Microtubules act as “railroads” that drive intracellular transport in cells. Specifically, they interact with auxiliary proteins to assemble into larger structures and provide a framework for the rest of the cell. Besides, microtubules are formed by α- and β-tubulin heterodimers, which assemble into long hollow polymers. Moreover, their dynamic instability allows microtubules to explore the cellular space and reshape themselves based on intracellular and extracellular signals. Microtubules are present in all characterized eukaryotic organisms. Furthermore, microtubules and their associated proteins form the mitotic spindle, a dynamic self-organizing machine that separates chromosomes during mitosis, which is crucial in all eukaryotic cell processes. Dynamic microtubules remain one of the most successful targets for cancer chemotherapy. Meanwhile, many new drugs targeting microtubules are being tested in clinical trials, and numerous microtubule-active compounds are under development. Nonetheless, the most successful microtubule-targeting chemotherapeutic drugs are Paclitaxel (Taxol) and Vinblastine. Here, we will introduce an orally bioavailable microtubule inhibitor, Ixabepilone.

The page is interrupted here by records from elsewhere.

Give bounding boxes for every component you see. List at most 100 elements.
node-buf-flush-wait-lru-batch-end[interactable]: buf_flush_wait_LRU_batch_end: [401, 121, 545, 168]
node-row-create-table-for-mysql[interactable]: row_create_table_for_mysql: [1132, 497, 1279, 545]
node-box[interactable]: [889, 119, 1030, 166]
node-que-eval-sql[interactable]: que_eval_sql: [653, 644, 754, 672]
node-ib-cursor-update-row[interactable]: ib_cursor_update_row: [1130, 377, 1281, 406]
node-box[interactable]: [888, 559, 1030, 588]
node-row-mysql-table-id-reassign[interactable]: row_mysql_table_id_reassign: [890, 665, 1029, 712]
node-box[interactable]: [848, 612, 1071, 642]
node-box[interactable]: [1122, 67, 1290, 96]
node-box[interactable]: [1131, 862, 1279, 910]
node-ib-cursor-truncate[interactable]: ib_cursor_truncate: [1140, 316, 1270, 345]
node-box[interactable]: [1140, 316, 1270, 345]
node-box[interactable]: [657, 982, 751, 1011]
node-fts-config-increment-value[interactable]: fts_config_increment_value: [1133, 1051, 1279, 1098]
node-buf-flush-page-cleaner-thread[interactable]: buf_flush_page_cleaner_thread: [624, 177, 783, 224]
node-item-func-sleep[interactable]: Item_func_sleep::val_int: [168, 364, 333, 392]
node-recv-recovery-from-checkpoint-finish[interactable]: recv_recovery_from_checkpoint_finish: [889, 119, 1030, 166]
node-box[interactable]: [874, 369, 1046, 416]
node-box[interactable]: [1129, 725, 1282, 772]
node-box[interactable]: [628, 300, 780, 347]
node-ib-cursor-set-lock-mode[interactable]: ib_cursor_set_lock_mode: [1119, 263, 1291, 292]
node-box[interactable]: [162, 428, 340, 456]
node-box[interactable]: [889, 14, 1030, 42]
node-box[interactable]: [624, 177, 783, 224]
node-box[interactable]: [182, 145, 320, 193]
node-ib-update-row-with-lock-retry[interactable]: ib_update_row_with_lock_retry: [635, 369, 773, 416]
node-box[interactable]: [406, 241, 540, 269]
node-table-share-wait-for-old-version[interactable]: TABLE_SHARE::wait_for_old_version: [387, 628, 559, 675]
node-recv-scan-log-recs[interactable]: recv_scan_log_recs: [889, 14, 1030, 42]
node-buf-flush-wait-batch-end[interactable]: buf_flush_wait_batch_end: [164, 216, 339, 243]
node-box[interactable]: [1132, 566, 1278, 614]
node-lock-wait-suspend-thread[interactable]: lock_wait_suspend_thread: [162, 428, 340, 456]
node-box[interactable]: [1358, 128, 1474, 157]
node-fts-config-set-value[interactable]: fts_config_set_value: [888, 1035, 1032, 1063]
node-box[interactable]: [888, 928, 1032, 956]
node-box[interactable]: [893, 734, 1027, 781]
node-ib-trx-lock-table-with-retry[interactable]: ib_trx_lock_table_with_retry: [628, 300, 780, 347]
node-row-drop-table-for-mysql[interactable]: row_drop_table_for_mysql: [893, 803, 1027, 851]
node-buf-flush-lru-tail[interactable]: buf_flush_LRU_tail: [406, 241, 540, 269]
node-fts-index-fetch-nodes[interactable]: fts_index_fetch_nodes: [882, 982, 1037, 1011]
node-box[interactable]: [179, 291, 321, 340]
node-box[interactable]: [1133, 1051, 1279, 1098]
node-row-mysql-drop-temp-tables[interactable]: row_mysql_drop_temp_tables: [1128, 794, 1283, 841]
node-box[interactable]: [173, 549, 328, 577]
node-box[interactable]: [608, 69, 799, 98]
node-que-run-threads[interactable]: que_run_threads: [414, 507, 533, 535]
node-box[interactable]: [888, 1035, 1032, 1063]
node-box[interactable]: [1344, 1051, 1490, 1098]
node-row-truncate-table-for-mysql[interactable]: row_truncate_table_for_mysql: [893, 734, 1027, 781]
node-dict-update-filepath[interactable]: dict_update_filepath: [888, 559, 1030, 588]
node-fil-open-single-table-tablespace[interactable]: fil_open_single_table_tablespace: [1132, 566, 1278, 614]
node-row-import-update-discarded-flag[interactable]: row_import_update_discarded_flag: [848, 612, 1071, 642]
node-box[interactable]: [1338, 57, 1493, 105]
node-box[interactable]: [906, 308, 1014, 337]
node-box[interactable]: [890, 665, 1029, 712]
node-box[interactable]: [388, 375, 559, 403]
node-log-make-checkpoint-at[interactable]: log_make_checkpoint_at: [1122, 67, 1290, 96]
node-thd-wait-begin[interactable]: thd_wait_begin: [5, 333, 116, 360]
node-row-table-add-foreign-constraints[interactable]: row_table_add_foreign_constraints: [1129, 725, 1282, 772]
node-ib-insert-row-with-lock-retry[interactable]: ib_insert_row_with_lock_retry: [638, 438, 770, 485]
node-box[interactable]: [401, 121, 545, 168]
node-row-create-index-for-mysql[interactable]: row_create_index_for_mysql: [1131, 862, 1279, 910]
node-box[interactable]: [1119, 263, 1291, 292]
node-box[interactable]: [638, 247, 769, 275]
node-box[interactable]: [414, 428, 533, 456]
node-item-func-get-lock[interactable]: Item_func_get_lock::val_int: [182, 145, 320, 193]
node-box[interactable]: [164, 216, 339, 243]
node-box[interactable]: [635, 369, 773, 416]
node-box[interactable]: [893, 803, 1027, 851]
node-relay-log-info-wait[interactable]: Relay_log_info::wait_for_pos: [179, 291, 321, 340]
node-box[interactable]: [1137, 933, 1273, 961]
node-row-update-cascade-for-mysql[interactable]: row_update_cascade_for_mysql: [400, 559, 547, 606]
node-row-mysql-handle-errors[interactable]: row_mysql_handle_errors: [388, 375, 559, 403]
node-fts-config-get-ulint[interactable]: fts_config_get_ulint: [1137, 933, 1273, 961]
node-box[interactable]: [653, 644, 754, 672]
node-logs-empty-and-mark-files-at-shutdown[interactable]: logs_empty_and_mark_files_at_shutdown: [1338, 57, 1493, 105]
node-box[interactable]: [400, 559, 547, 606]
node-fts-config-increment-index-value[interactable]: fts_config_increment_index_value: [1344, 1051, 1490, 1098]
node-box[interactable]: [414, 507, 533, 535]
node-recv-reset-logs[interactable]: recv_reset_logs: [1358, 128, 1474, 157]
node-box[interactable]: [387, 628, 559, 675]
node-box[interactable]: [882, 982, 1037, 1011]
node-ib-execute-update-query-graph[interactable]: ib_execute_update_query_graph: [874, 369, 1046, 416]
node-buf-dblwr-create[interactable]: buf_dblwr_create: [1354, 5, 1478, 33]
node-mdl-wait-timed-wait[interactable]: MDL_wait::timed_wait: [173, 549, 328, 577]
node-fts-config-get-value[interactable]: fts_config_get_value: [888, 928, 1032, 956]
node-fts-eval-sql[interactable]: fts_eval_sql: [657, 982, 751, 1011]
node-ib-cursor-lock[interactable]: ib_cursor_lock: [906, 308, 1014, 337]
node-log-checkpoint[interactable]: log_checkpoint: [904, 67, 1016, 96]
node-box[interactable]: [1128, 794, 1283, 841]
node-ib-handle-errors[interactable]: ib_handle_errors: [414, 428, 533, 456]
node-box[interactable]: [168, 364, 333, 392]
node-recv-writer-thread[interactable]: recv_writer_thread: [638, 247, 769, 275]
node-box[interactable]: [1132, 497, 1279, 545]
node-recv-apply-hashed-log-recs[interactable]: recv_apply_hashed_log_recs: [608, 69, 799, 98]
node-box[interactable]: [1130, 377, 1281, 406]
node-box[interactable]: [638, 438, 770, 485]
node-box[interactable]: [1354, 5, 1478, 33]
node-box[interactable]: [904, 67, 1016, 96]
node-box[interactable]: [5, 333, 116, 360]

Ixabepilone is an Orally Bioavailable Microtubule Inhibitor for Cancer Research.

Firstly, Ixabepilone (BMS-247550) binds to tubulin and promotes tubulin polymerization and microtubule stabilization. Thereby Ixabepilone arrests cells in the G2-M phase of the cell cycle and induces tumor cell apoptosis.

Again, BMS-247550 blocks cells in the mitotic phase of the cell division cycle. Importantly, BMS-247550 shows rapid systemic clearance and extensive tissue distribution, with a terminal half-life of ∼3 h by i.v. bolus in mice. In particular, BMS-247550 demonstrates antitumor activity that is superior to paclitaxel in both paclitaxel-resistant and -sensitive tumors.

Finally, Ixabepilone is an orally bioavailable microtubule inhibitor and induces tumor cell apoptosis for cancer research.


John T. Mol Cancer Ther February 2009 8; 275.